This
story was updated at 6:39 p.m. EDT.
The space
shuttle Atlantis and a crew of seven astronauts are officially set for a
planned May 11 launch to give the Hubble Space Telescope one last upgrade, NASA
announced Thursday.
After more
than half a year of delays, top shuttle mission managers found that Atlantis
and its crew are ready to overhaul
the 19-year-old Hubble for the final time. Liftoff is set for 2:01 p.m. EDT
(1801 GMT) on launch day at NASA's Kennedy Space Center in Cape Canaveral, Fla.
"We're
really looking forward to launching
on May 11," said John Shannon, NASA's shuttle program manager, in a
briefing at the Florida spaceport.
NASA announced
the official launch date after a day-long meeting at the agency's Kennedy Space
Center launch site in Florida to review the shuttle's readiness for flight.
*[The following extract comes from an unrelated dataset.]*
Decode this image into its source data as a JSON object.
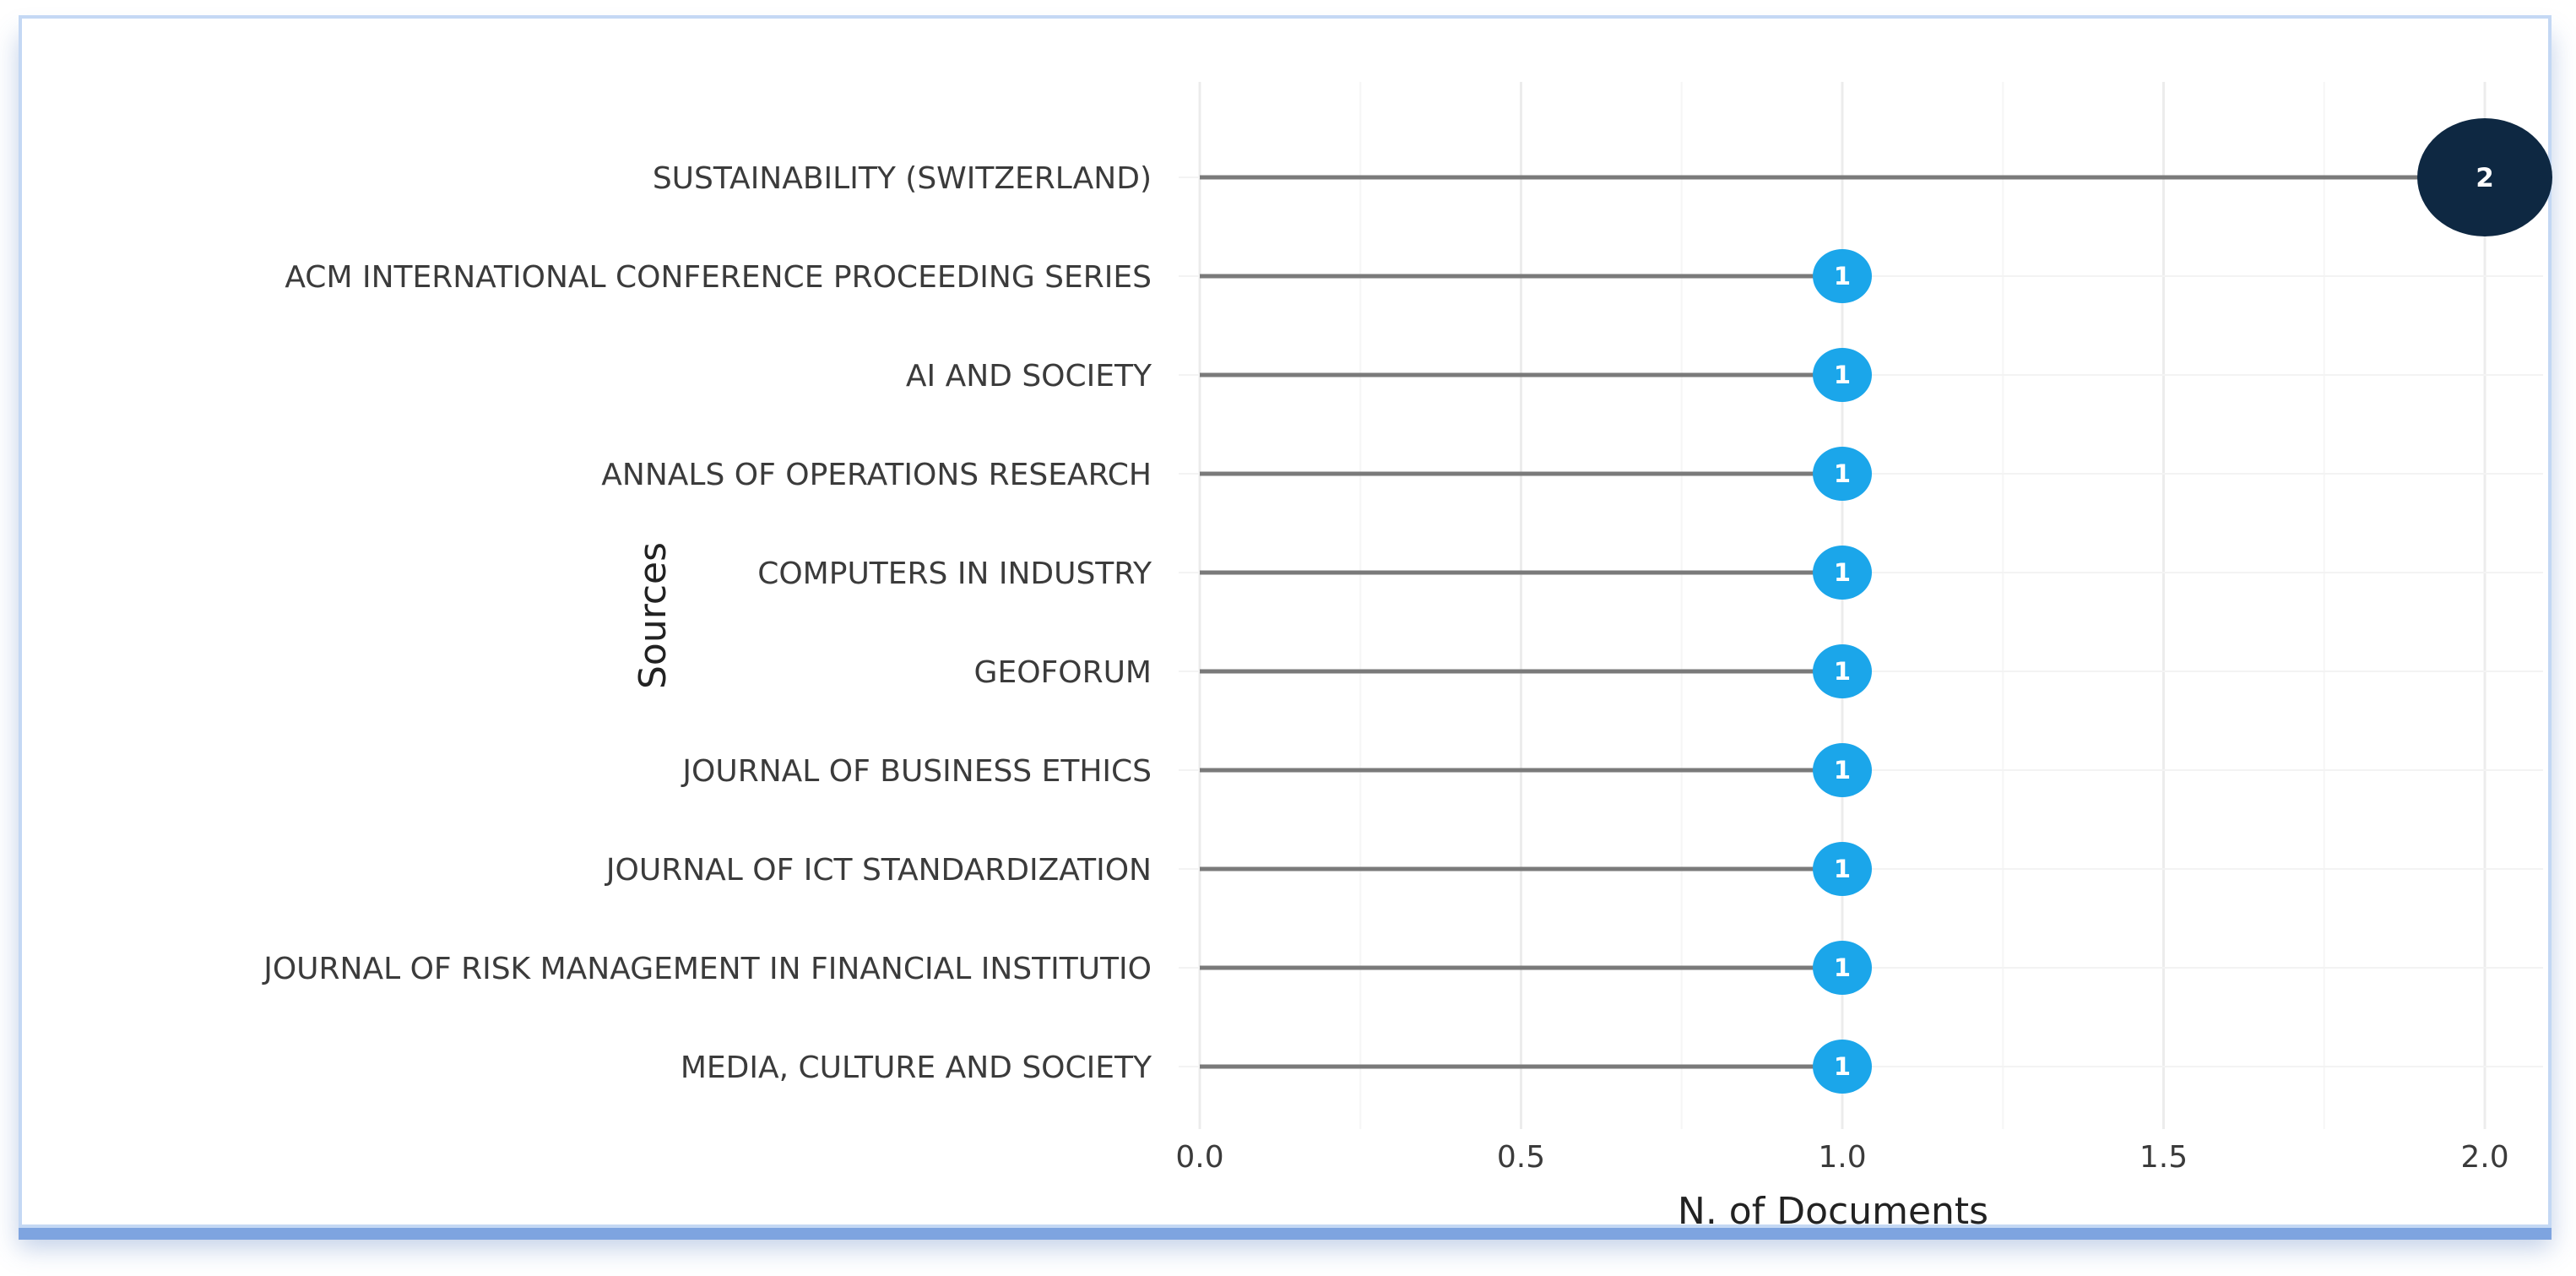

In
a NASA first, the space agency announced the shuttle launch decision via the
micro-blogging Web site Twitter.
Last
flight to Hubble
Commanded
by veteran spaceflyer Scott Altman, Atlantis and its crew are slated to launch
on an 11-day mission to Hubble. Five back-to-back spacewalks are scheduled to
add new instruments, replace broken gyroscopes and old batteries, as well as
attach a docking mechanism for a future robotic vehicle. The astronauts will
also attempt unprecedented repairs on equipment never designed to be fixed in
space.
If all goes
well, the mission will extend
Hubble's mission life through at least 2014, mission managers said. Astronauts
have not visited Hubble since 2002 and Atlantis' mission is NASA's first since adding
routine heat shield inspections following the 2003 Columbia tragedy.
"This is not
your average shuttle flight," Shannon said. "This is a different Hubble flight
than the previous Hubble repair missions."
Initially
slated to launch in October 2008, the Hubble servicing mission has been delayed
for months after a data handling unit aboard the space telescope failed
unexpectedly last year. The added chore of fixing that broken part was added to
the flight.
Mission
managers initially targeted a May 12 launch for Atlantis, but decided last week
to target an earlier liftoff in order to get at least three chances to lift off
before standing down due to launch range traffic.
NASA launched
the Hubble Space Telescope in April 1990 and has sent astronauts to repair or
upgrade the observatory four times. With the space shuttle fleet set to retire
in 2010, Atlantis' mission will be the fifth and last service call, NASA has
said.
Mike
Leinbach, NASA's shuttle launch director, said engineers plan to fix a minor radiator
ding in one of Atlantis' payload bay doors caused by a dropped tool part last
week. But the repair should not hinder the shuttle's launch plans.
"It's a
well understood repair," Leinbach said, adding that the fix should be complete
this weekend.
Rescue shuttle
on standby
NASA is
also prepared if the mission goes substantially awry. While Atlantis is in
orbit, a second space shuttle - the Endeavour orbiter - will be on standby to
launch a rescue mission in case of an emergency.
Unlike
recent shuttle missions to the International Space Station, where astronauts
can seek refuge if their orbiter suffers critical damage, Atlantis astronauts
have no such safe haven. They cannot reach the station from Hubble because the
space telescope flies in higher orbit than the orbiting lab and in a different
orbital inclination, or tilt relative to Earth's equator.
The mission
also has a slightly higher risk of damage from space debris, about a 1-in-229
chance of a critical strike. Missions to the space station have about a
1-in-300 chance of being struck, NASA officials have said. The space agency's
benchmark for space debris risk is a 1-in-200 chance of a serious hit, they
added.
Since Atlantis
cannot reach the space station from Hubble's position, Endeavour is primed to
launch within a week of a declared emergency with a sparse crew of four
astronauts.
According
to the plan, Endeavour would rendezvous with Atlantis, where the
stricken shuttle's astronauts would perform three spacewalks to abandon
ship and return home. Atlantis would then be disposed of during re-entry over
the Pacific Ocean, NASA officials have said.
Shannon
said Thursday that there's "a very low probability" that Atlantis would suffer
any damage just after launch or during the mission that would warrant launching
a rescue flight.
Atlantis is
currently scheduled to land on Friday, May 22 at the end of the Hubble mission.
Once the shuttle returns, NASA would begin preparing Endeavour for a planned
June mission to continue construction of the International Space Station.